Latin America feels the pinch of global economic crisis

Once confident that soaring demand would guarantee high prices for goods such as soybeans, beef and minerals, Argentina, Brazil and other countries are feeling the effects of tightening credit.

BUENOS AIRES — The abrupt end of the worldwide commodities boom has stunned Latin American nations that had bet the farm on the idea that raw materials were a ticket to boundless prosperity in the globalized economy.

A galloping sense of insecurity has replaced the swaggering confidence that insatiable demand would keep prices up for products such as soybeans, copper, wheat and coffee. But commodities have tumbled in value in the wake of the financial meltdown.

Some even fear that Latin America's most prolonged growth spurt in years could be over, ushering in an era of renewed austerity.

"We're sailing without a compass," said Nilson Wirth Monteiro, a consultant with Link Investments in Sao Paulo, Brazil, the epicenter of Latin America's largest economy. "There's no compass to indicate how commodities and global markets will behave."

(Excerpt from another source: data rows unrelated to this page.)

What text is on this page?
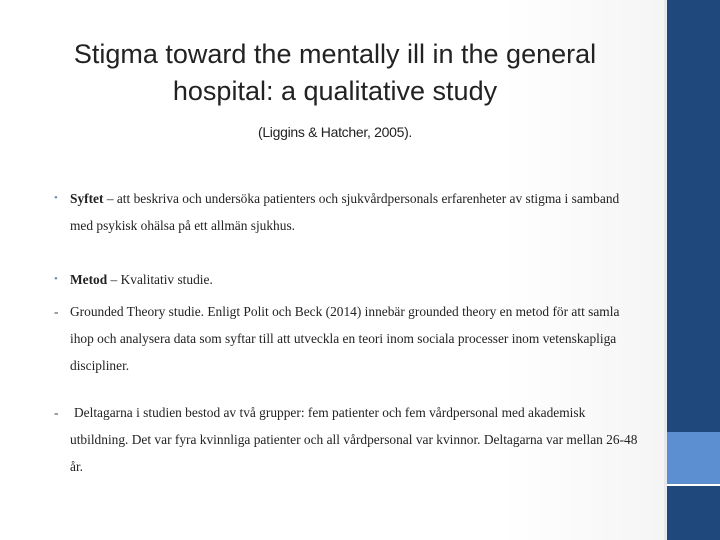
Stigma toward the mentally ill in the general hospital: a qualitative study
(Liggins & Hatcher, 2005).
• Syftet – att beskriva och undersöka patienters och sjukvårdpersonals erfarenheter av stigma i samband med psykisk ohälsa på ett allmän sjukhus.
• Metod – Kvalitativ studie.
- Grounded Theory studie. Enligt Polit och Beck (2014) innebär grounded theory en metod för att samla ihop och analysera data som syftar till att utveckla en teori inom sociala processer inom vetenskapliga discipliner.
- Deltagarna i studien bestod av två grupper: fem patienter och fem vårdpersonal med akademisk utbildning. Det var fyra kvinnliga patienter och all vårdpersonal var kvinnor. Deltagarna var mellan 26-48 år.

Leaders such as Brazilian President Luiz Inacio Lula da Silva initially boasted that their nations were inoculated against the "jazz effect" -- as Argentine President Cristina Fernandez de Kirchner mockingly dubbed the spreading crisis in an address at the United Nations.

But that early sense of insouciance has largely vanished. Credit has become extremely tight and earnings from commodity exports are tanking. Regional stock markets have followed Wall Street's nose-dive. Central banks from Mexico City to Santiago, Chile, have disbursed cash to bolster suddenly shaky currencies

Argentina, one of the world's leading producers of soybeans, corn and wheat, could lose as much as $6 billion next year in agricultural exports, according to one estimate. Many governments, including Brazil's, may have to rethink ambitious plans meant to improve infrastructure and reduce poverty.

"Latin American leaders have in a few days gone from preoccupation with the phenomenon happening elsewhere in the world to abject fear," noted the Washington-based Council on Hemispheric Affairs, in a report released Friday. "There is a growing nervousness that once again Latin America cannot escape the consequences of the globalized financial connections that run through the United States."

With prices down from record highs, alarmed farmers who covered vast tracts of pampas and rain forest in Brazil, Argentina, Paraguay and Bolivia with soybeans are wondering whether the boom has turned to bust. Anxiety has replaced the rural bluster.